The heat under sustained 100W draw is real and worth knowing about. The plastic shell will not look new after a few months. And if your laptop is a power-hungry 15-inch Windows machine, you will want more than 72 Wh in your bag.

For frequent travelers with a modern USB-C laptop and a hatred of brick-shaped batteries, this is the bank I would buy in 2026. It has earned its spot in my own daily-carry, and I have not gone back to the Anker brick since.

Frequently Asked Questions

Is the Baseus Blade 2 TSA approved for flights?

Yes. At 72 Wh, it sits comfortably under the FAA's 100 Wh carry-on limit. You can bring it in your carry-on bag. Like all lithium-ion power banks, it cannot go in checked luggage. The watt-hour rating is printed on the back, which I have had TSA agents check twice.

Does the Baseus Blade 2 actually deliver 100W?

In my testing, yes - but only for the first 10 to 12 minutes of a discharge, after which thermal throttling brings it down to roughly 85-90W. That is still excellent for laptop charging and matches the behavior of every 100W bank I have tested. You also need a 100W-rated USB-C cable to hit those numbers.

How many times can the Baseus Blade 2 charge an iPhone?

In my testing, about 5 full charges of an iPhone 15 Pro before the bank is empty. Older iPhones with smaller batteries will get closer to 6 charges. Conversion losses eat about 15% of the rated capacity on small loads.

Can the Baseus Blade 2 charge a MacBook Pro?

Yes. It fully charged my 14-inch MacBook Pro M3 from 8% to 100% in 1 hour 47 minutes, using about 89% of the bank's capacity. For a 16-inch MacBook Pro, expect roughly 70-80% of a full charge before the bank is depleted.

How long does the Baseus Blade 2 take to recharge?

Using a 100W USB-C PD wall charger, I measured 73 minutes from 1% to 100%. With a lower-wattage charger (say 30W), expect 3 to 4 hours. The bank does not come with a wall charger.

Does the Baseus Blade 2 support pass-through charging?

Yes, with caveats. You can charge the bank and a connected device simultaneously, but the output to the device drops while the bank is charging. I would not rely on pass-through as your primary use case.

Is the Baseus Blade 2 worth it compared to the Anker 737?
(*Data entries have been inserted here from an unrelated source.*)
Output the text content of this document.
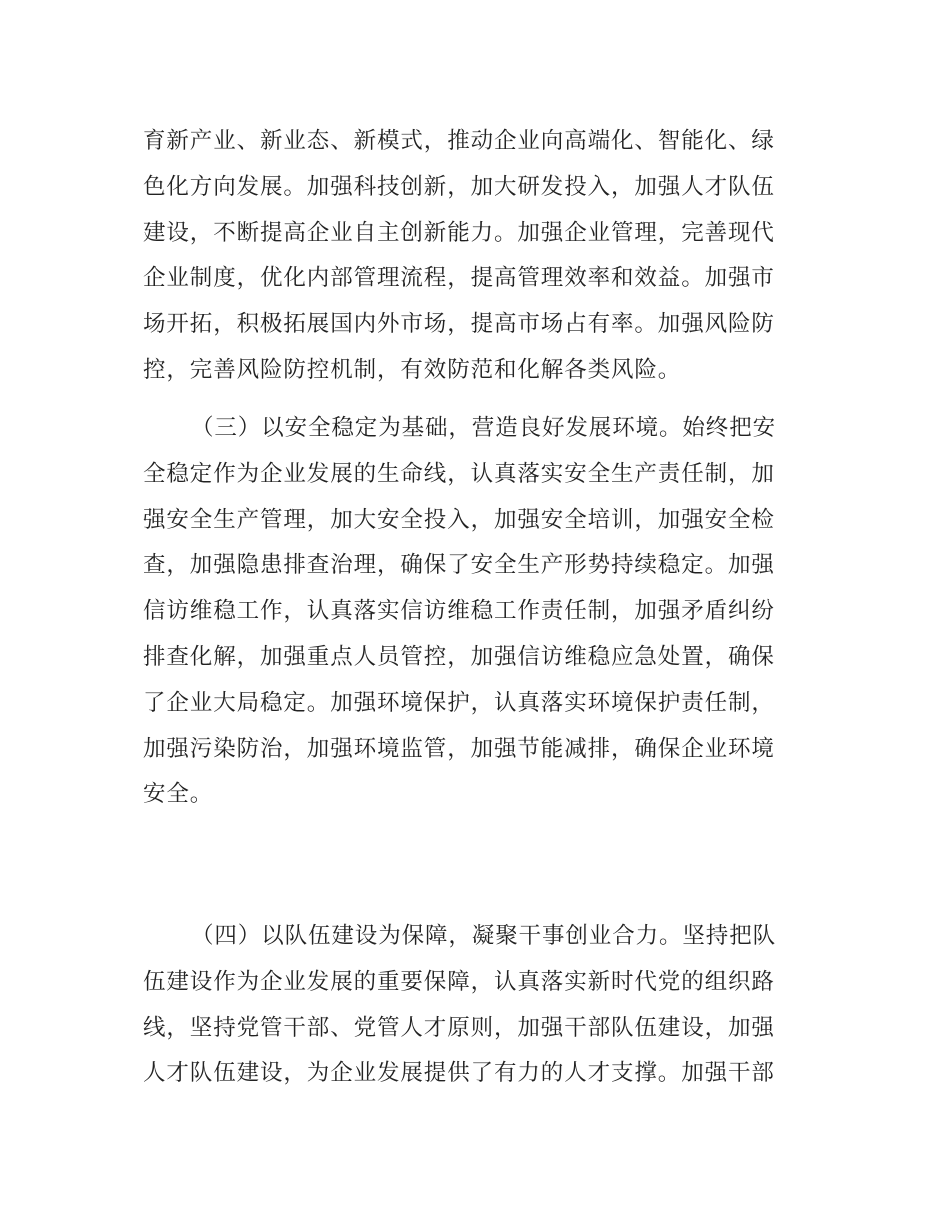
育新产业、新业态、新模式，推动企业向高端化、智能化、绿
色化方向发展。加强科技创新，加大研发投入，加强人才队伍
建设，不断提高企业自主创新能力。加强企业管理，完善现代
企业制度，优化内部管理流程，提高管理效率和效益。加强市
场开拓，积极拓展国内外市场，提高市场占有率。加强风险防
控，完善风险防控机制，有效防范和化解各类风险。

（三）以安全稳定为基础，营造良好发展环境。始终把安
全稳定作为企业发展的生命线，认真落实安全生产责任制，加
强安全生产管理，加大安全投入，加强安全培训，加强安全检
查，加强隐患排查治理，确保了安全生产形势持续稳定。加强
信访维稳工作，认真落实信访维稳工作责任制，加强矛盾纠纷
排查化解，加强重点人员管控，加强信访维稳应急处置，确保
了企业大局稳定。加强环境保护，认真落实环境保护责任制，
加强污染防治，加强环境监管，加强节能减排，确保企业环境
安全。

（四）以队伍建设为保障，凝聚干事创业合力。坚持把队
伍建设作为企业发展的重要保障，认真落实新时代党的组织路
线，坚持党管干部、党管人才原则，加强干部队伍建设，加强
人才队伍建设，为企业发展提供了有力的人才支撑。加强干部
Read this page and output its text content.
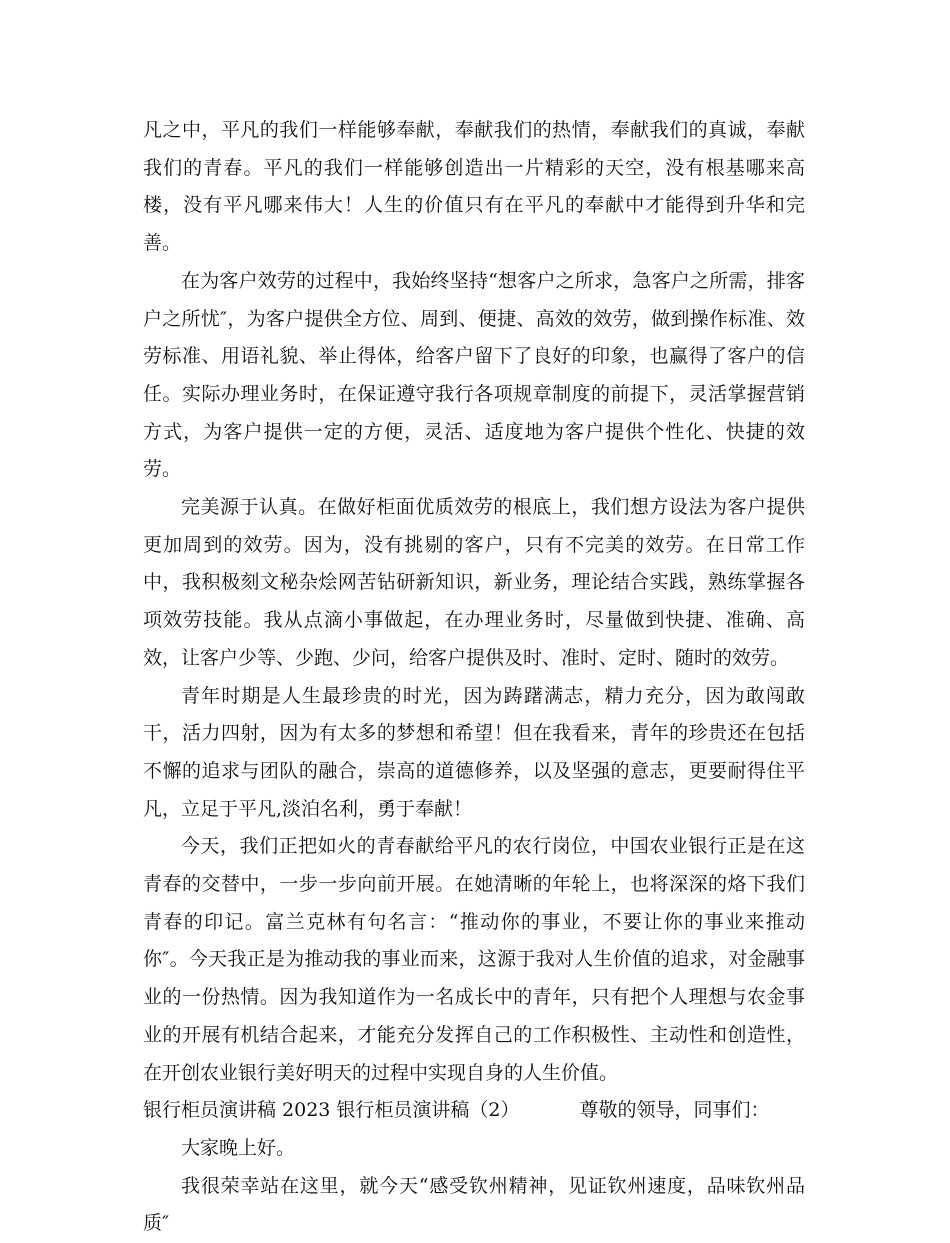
凡之中，平凡的我们一样能够奉献，奉献我们的热情，奉献我们的真诚，奉献我们的青春。平凡的我们一样能够创造出一片精彩的天空，没有根基哪来高楼，没有平凡哪来伟大！人生的价值只有在平凡的奉献中才能得到升华和完善。

在为客户效劳的过程中，我始终坚持“想客户之所求，急客户之所需，排客户之所忧″，为客户提供全方位、周到、便捷、高效的效劳，做到操作标准、效劳标准、用语礼貌、举止得体，给客户留下了良好的印象，也赢得了客户的信任。实际办理业务时，在保证遵守我行各项规章制度的前提下，灵活掌握营销方式，为客户提供一定的方便，灵活、适度地为客户提供个性化、快捷的效劳。

完美源于认真。在做好柜面优质效劳的根底上，我们想方设法为客户提供更加周到的效劳。因为，没有挑剔的客户，只有不完美的效劳。在日常工作中，我积极刻文秘杂烩网苦钻研新知识，新业务，理论结合实践，熟练掌握各项效劳技能。我从点滴小事做起，在办理业务时，尽量做到快捷、准确、高效，让客户少等、少跑、少问，给客户提供及时、准时、定时、随时的效劳。

青年时期是人生最珍贵的时光，因为踌躇满志，精力充分，因为敢闯敢干，活力四射，因为有太多的梦想和希望！但在我看来，青年的珍贵还在包括不懈的追求与团队的融合，崇高的道德修养，以及坚强的意志，更要耐得住平凡，立足于平凡,淡泊名利，勇于奉献！

今天，我们正把如火的青春献给平凡的农行岗位，中国农业银行正是在这青春的交替中，一步一步向前开展。在她清晰的年轮上，也将深深的烙下我们青春的印记。富兰克林有句名言：“推动你的事业，不要让你的事业来推动你″。今天我正是为推动我的事业而来，这源于我对人生价值的追求，对金融事业的一份热情。因为我知道作为一名成长中的青年，只有把个人理想与农金事业的开展有机结合起来，才能充分发挥自己的工作积极性、主动性和创造性，在开创农业银行美好明天的过程中实现自身的人生价值。

银行柜员演讲稿 2023 银行柜员演讲稿（2）	尊敬的领导，同事们：

大家晚上好。

我很荣幸站在这里，就今天“感受钦州精神，见证钦州速度，品味钦州品质″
Depends on what you value. The Anker 737 has more capacity (24K vs 20K mAh) and higher peak output (140W vs 100W), but it is a brick. The Blade 2 is slimmer and lighter at the cost of capacity and peak wattage. For travelers, the Blade 2 wins on form factor. For heavy laptop users at a desk, the Anker is the better tool.

Sources and Methodology

About the Author

The JoltCell editorial team independently researches and hands-on tests every power bank, charger, and portable power product featured on this site. We buy our review units at retail, run them through a consistent battery of bench and real-world tests, and publish the measured numbers - flaws and all. We do not accept payment from manufacturers in exchange for coverage.

Key Takeaways

  • Choosing the right baseus blade 2 review means matching capacity and output ports to your actual devices
  • Always check actual watt-hours (Wh), not just watts — runtime depends on Wh, not peak output
  • Also covers: baseus blade 2 power bank
  • Also covers: baseus 100w power bank
  • Also covers: baseus blade laptop power bank
  • Compare price-per-Wh across models to find the best value for your budget

Frequently Asked Questions

What is the best baseus blade 2 power bank in 2026?
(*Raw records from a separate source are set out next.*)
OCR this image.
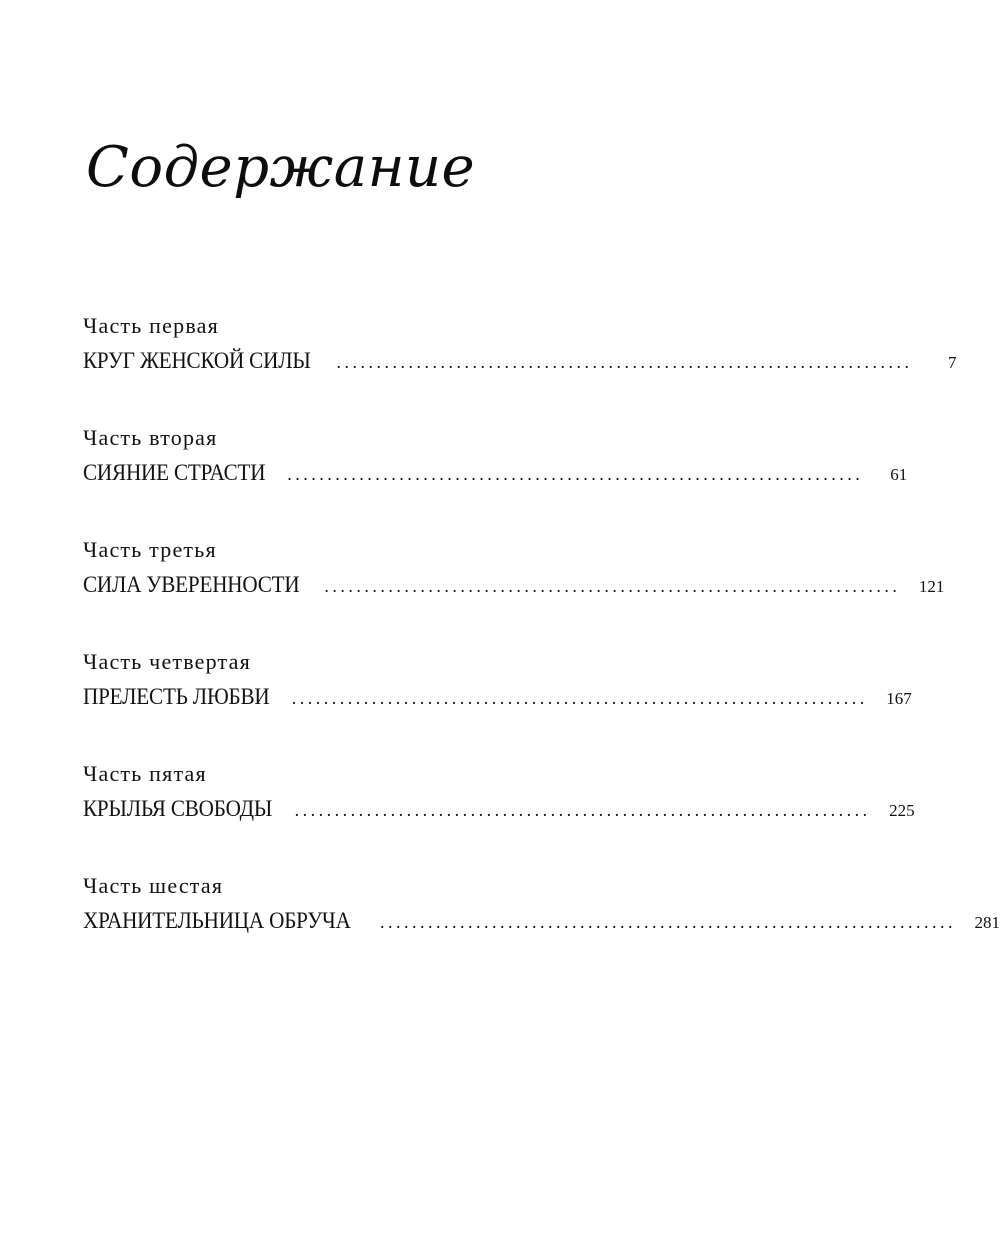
Содержание
Часть первая
КРУГ ЖЕНСКОЙ СИЛЫ	........................................................................	7
Часть вторая
СИЯНИЕ СТРАСТИ	........................................................................	61
Часть третья
СИЛА УВЕРЕННОСТИ	........................................................................ 121
Часть четвертая
ПРЕЛЕСТЬ ЛЮБВИ	........................................................................ 167
Часть пятая
КРЫЛЬЯ СВОБОДЫ	........................................................................ 225
Часть шестая
ХРАНИТЕЛЬНИЦА ОБРУЧА	........................................................................ 281
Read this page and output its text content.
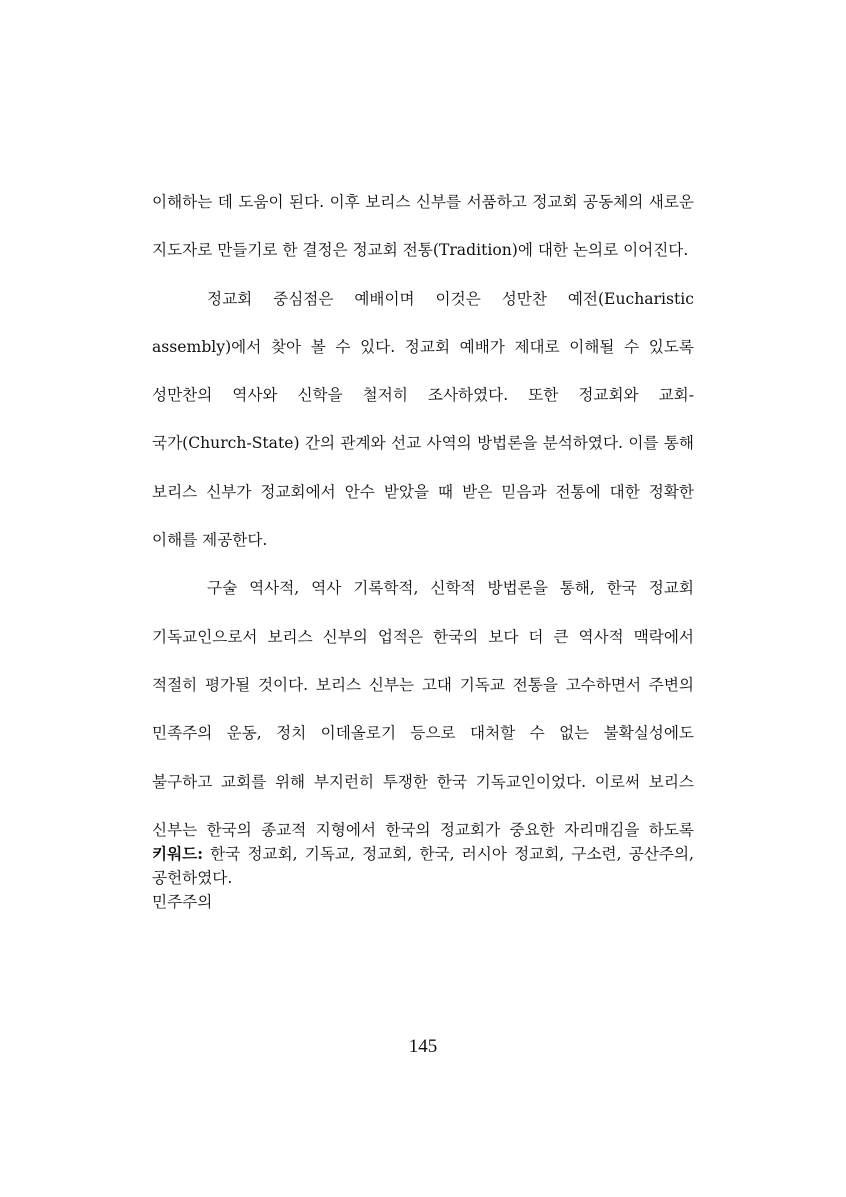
이해하는 데 도움이 된다. 이후 보리스 신부를 서품하고 정교회 공동체의 새로운
지도자로 만들기로 한 결정은 정교회 전통(Tradition)에 대한 논의로 이어진다.
정교회 중심점은 예배이며 이것은 성만찬 예전(Eucharistic
assembly)에서 찾아 볼 수 있다. 정교회 예배가 제대로 이해될 수 있도록
성만찬의 역사와 신학을 철저히 조사하였다. 또한 정교회와 교회-
국가(Church-State) 간의 관계와 선교 사역의 방법론을 분석하였다. 이를 통해
보리스 신부가 정교회에서 안수 받았을 때 받은 믿음과 전통에 대한 정확한
이해를 제공한다.
구술 역사적, 역사 기록학적, 신학적 방법론을 통해, 한국 정교회
기독교인으로서 보리스 신부의 업적은 한국의 보다 더 큰 역사적 맥락에서
적절히 평가될 것이다. 보리스 신부는 고대 기독교 전통을 고수하면서 주변의
민족주의 운동, 정치 이데올로기 등으로 대처할 수 없는 불확실성에도
불구하고 교회를 위해 부지런히 투쟁한 한국 기독교인이었다. 이로써 보리스
신부는 한국의 종교적 지형에서 한국의 정교회가 중요한 자리매김을 하도록
공헌하였다.
키워드: 한국 정교회, 기독교, 정교회, 한국, 러시아 정교회, 구소련, 공산주의,
민주주의
145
Based on our hands-on testing, our top picks are baseus blade 2 power bank. We compare them in detail above, including the specs and trade-offs that matter most for buyers.

What should you look for when buying baseus blade 2 power bank?

Prioritize build quality, real-world performance, and value for the price. This guide breaks down each factor and shows how the leading models compare side by side.

Are baseus blade 2 power bank worth the money?

For most buyers, the right pick delivers strong long-term value. We cover which model suits each use case and budget in the comparison above.

Helpful Video Resources

Baseus Blade 2 - The World’s Thinnest Power Bank

Baseus Blade 2 REVIEW: Super Slim Power Bank for Laptops!

REVIEW: Baseus Blade 2 Ultra Slim Power Bank (65W) - Smart Bluetooth App Support?